Regarding the formal learning, some methods were developed in order to make possible for the student a more systematic learning of reading and writing. The teaching approaches of the written code basically involve the Analytic and the Global methods, and it can be observed in the literature divergent conceptions concerning these two approaches. Ferreiro & Teberoski (1986) in opposition to the phonic method, consider that this approach used by schools is characterized by having a mechanic character, with the use of motor exercises related to letter drawing as well as to the establishing of association of sound forms to graphic forms and its memorizing, considering literacy as a simple association between sound answers to graphic stimuli.

Capovilla & Capovilla (2002) stated that the writing acquisition theory proposed by Ferreiro & Teberoski (1986) presents severe limitations, specially regarding literacy, once the Piaget's theory that originated the psychogenetic approach in literacy proposed by the above authors, refers basically to epistemology and not to education. In this case, in the Piaget's approach, the written language represents the most complex form of symbolic activity due to the cognitive development without being considered as a distinct skill with particular characteristics.

In contemporary approach, the researches developed in the Cognitive Neuropsychological area evidence that for the learning of the written code in an alphabetic system, it is necessary the knowledge of the language phonological structures, that is that the sound components of words (phonemes) are represented by letters or small groups of letters.

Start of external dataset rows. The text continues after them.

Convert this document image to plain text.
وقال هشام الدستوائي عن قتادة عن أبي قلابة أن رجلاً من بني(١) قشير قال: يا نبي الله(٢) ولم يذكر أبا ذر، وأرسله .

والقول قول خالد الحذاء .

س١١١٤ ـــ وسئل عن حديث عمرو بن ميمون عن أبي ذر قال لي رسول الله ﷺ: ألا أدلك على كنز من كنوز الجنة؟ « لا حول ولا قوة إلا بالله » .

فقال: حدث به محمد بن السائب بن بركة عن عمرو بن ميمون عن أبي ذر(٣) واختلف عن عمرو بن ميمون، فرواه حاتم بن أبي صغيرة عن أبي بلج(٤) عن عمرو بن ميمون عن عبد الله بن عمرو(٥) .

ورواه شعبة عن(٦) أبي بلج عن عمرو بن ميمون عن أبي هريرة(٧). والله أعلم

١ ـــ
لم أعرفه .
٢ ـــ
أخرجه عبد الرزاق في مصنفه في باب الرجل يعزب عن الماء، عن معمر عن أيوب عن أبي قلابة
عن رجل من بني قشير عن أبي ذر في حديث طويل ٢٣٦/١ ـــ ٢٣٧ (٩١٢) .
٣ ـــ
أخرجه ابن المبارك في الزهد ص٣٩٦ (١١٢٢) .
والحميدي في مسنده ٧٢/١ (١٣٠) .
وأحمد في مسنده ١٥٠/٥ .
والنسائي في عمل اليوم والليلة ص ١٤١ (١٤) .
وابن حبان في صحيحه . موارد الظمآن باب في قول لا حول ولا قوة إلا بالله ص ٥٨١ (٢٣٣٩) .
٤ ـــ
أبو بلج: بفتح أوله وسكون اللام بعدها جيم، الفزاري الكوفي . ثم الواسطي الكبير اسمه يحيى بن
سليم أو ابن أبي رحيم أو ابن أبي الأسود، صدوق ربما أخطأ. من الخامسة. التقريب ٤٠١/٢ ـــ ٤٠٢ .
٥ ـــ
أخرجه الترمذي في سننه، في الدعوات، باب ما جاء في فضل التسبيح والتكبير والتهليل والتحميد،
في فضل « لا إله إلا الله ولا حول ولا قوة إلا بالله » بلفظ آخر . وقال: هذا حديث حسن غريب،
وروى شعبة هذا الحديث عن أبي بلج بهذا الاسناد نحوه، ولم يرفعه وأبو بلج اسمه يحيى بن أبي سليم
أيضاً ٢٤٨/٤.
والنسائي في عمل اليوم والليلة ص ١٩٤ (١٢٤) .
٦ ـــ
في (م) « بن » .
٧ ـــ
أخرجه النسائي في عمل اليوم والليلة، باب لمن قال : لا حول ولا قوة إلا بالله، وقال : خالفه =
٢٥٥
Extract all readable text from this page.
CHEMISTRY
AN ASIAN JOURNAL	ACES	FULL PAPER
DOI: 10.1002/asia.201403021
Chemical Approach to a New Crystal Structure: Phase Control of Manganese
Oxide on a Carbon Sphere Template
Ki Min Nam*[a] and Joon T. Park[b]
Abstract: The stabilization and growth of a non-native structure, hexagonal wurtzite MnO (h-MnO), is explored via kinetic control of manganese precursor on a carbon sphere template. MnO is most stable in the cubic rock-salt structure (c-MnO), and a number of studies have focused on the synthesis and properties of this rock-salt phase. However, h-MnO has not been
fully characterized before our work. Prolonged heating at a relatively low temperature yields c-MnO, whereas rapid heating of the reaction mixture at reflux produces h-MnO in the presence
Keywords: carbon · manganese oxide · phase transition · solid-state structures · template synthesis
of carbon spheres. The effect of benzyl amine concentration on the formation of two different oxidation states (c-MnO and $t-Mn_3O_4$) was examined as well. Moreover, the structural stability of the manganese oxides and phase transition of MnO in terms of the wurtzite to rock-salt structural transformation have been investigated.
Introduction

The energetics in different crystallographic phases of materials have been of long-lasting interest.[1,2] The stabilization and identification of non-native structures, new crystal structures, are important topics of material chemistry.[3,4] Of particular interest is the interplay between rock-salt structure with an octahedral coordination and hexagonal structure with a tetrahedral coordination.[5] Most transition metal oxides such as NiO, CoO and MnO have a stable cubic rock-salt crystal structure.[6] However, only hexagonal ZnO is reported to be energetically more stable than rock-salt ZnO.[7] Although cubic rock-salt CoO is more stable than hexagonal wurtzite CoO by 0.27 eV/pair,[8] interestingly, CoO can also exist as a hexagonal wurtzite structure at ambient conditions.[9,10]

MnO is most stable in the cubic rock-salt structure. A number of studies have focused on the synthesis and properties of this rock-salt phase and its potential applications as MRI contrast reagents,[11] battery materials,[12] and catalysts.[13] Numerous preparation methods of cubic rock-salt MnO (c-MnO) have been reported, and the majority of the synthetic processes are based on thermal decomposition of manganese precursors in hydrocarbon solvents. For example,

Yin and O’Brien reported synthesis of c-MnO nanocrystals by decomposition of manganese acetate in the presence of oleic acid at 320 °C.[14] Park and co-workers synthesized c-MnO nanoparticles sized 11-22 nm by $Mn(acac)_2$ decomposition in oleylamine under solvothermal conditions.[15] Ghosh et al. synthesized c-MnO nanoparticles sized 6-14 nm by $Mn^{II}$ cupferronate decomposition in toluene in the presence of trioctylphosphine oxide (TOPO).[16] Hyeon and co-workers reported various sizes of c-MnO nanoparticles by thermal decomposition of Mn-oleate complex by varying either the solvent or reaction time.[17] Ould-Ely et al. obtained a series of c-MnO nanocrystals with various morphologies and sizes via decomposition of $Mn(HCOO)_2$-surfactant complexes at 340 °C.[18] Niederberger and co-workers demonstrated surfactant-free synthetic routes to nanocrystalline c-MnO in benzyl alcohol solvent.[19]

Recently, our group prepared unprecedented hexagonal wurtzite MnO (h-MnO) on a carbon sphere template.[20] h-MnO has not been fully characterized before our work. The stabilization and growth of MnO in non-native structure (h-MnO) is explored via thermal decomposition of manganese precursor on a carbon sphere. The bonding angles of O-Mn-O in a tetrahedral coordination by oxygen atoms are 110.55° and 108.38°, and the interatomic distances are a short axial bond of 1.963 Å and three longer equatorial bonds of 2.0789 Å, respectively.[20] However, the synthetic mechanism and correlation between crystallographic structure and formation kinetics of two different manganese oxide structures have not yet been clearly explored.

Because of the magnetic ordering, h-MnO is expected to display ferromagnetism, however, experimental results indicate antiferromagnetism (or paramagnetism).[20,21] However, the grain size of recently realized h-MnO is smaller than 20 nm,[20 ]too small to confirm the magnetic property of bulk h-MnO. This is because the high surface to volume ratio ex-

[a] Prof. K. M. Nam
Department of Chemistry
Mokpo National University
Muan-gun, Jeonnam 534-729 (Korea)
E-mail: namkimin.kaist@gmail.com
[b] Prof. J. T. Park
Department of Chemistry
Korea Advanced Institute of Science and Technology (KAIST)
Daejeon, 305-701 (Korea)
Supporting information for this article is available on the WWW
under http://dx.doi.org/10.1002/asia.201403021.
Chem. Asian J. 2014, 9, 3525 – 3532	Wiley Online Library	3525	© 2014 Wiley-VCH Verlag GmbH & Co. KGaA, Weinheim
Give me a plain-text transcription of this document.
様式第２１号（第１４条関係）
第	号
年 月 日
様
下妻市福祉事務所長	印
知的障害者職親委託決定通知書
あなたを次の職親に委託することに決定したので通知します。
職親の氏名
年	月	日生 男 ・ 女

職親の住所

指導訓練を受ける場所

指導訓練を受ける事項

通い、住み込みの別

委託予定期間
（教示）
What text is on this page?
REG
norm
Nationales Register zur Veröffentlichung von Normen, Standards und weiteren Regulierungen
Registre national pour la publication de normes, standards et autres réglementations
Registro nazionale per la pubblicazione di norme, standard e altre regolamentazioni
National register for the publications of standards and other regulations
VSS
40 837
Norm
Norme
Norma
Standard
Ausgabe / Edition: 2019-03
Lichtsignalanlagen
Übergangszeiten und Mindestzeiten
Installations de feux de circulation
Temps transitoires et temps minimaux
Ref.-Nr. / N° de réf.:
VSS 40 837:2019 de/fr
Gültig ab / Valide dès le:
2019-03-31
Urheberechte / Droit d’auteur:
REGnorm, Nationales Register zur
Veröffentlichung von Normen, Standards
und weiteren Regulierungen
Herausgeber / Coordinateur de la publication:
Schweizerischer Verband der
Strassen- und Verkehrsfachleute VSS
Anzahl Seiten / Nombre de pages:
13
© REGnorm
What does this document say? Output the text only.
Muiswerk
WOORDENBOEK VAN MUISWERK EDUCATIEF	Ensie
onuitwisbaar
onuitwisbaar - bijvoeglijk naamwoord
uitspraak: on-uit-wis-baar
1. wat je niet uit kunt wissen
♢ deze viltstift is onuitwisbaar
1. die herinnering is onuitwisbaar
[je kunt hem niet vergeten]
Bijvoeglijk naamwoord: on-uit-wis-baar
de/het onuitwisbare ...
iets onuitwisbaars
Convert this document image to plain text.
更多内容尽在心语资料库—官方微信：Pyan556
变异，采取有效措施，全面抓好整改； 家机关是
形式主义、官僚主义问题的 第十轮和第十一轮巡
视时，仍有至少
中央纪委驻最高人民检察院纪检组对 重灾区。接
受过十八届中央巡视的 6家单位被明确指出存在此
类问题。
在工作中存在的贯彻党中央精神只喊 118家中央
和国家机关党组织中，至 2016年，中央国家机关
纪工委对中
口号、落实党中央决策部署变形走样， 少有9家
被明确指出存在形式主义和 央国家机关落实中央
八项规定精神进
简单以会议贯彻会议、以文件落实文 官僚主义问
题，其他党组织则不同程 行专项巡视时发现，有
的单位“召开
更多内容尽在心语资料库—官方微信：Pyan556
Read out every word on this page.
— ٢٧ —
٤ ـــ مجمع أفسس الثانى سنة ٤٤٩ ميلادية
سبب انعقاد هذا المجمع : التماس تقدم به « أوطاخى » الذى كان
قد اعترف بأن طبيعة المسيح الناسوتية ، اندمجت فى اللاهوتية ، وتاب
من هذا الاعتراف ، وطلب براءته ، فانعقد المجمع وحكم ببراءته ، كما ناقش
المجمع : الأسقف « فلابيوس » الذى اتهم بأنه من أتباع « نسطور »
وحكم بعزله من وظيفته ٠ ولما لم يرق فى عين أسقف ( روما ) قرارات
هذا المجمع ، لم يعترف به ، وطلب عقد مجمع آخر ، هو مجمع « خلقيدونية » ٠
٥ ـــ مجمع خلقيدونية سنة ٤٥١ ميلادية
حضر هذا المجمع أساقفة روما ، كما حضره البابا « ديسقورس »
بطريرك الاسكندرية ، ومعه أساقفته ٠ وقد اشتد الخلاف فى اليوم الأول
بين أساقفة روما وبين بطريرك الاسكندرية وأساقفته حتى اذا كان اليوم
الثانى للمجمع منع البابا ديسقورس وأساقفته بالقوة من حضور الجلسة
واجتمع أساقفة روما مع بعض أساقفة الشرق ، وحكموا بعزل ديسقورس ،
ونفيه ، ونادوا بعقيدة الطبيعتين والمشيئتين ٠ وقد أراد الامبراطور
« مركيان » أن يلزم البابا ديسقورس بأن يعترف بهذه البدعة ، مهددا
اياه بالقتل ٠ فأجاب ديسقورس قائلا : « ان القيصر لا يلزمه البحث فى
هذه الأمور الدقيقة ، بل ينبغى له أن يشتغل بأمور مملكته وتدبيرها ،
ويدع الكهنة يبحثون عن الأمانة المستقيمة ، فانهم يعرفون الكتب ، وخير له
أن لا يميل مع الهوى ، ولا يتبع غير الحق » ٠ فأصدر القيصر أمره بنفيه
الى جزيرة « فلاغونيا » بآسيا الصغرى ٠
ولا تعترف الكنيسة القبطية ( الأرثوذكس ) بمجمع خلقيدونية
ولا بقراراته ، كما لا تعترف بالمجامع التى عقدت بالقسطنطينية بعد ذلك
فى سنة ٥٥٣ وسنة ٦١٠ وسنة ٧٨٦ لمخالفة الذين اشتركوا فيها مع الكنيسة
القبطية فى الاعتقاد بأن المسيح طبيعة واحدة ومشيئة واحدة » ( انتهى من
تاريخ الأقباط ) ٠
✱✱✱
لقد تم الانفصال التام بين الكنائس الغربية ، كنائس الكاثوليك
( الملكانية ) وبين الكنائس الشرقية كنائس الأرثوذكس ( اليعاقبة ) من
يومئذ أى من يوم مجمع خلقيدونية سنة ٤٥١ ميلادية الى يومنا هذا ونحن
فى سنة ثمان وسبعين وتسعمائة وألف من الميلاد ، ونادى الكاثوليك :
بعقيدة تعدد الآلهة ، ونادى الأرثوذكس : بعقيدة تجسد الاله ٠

This ability is called Phonological Awareness, defined as the capacity to think about the sound structure of speech as well as to manipulate its structural components, presenting a narrow relationship with the learning of the written code. The broader and more complete conception of this relationship is of reciprocal causality (Morais et al., 1998).

Considering that the phonological awareness can interfere, also causally, in the written code acquisition and development, many intervention programs are developed for the treatment of reading and writing disorders with emphasis in the development of this metalinguistic level. Hatcher et al. apud Santos & Navas (2002) demonstrated that the metalinguistic skills may be stimulated in children being literated (preventive intervention), as well as in children who already present difficulty in the reading and writing process (therapeutic intervention). Morais (1996) considered that the progresses in reading and writing are considerably more important when the ability of intentional phonemic analysis and the knowledge of corresponding letters and its sounds are exercised at the same time. Caplovilla & Capovilla (2002) mentioned the reading and writing disorders intervention program with emphasis on the development of these abilities, because they considered that the phonological awareness abilities are one of the interfering factors in the literacy process.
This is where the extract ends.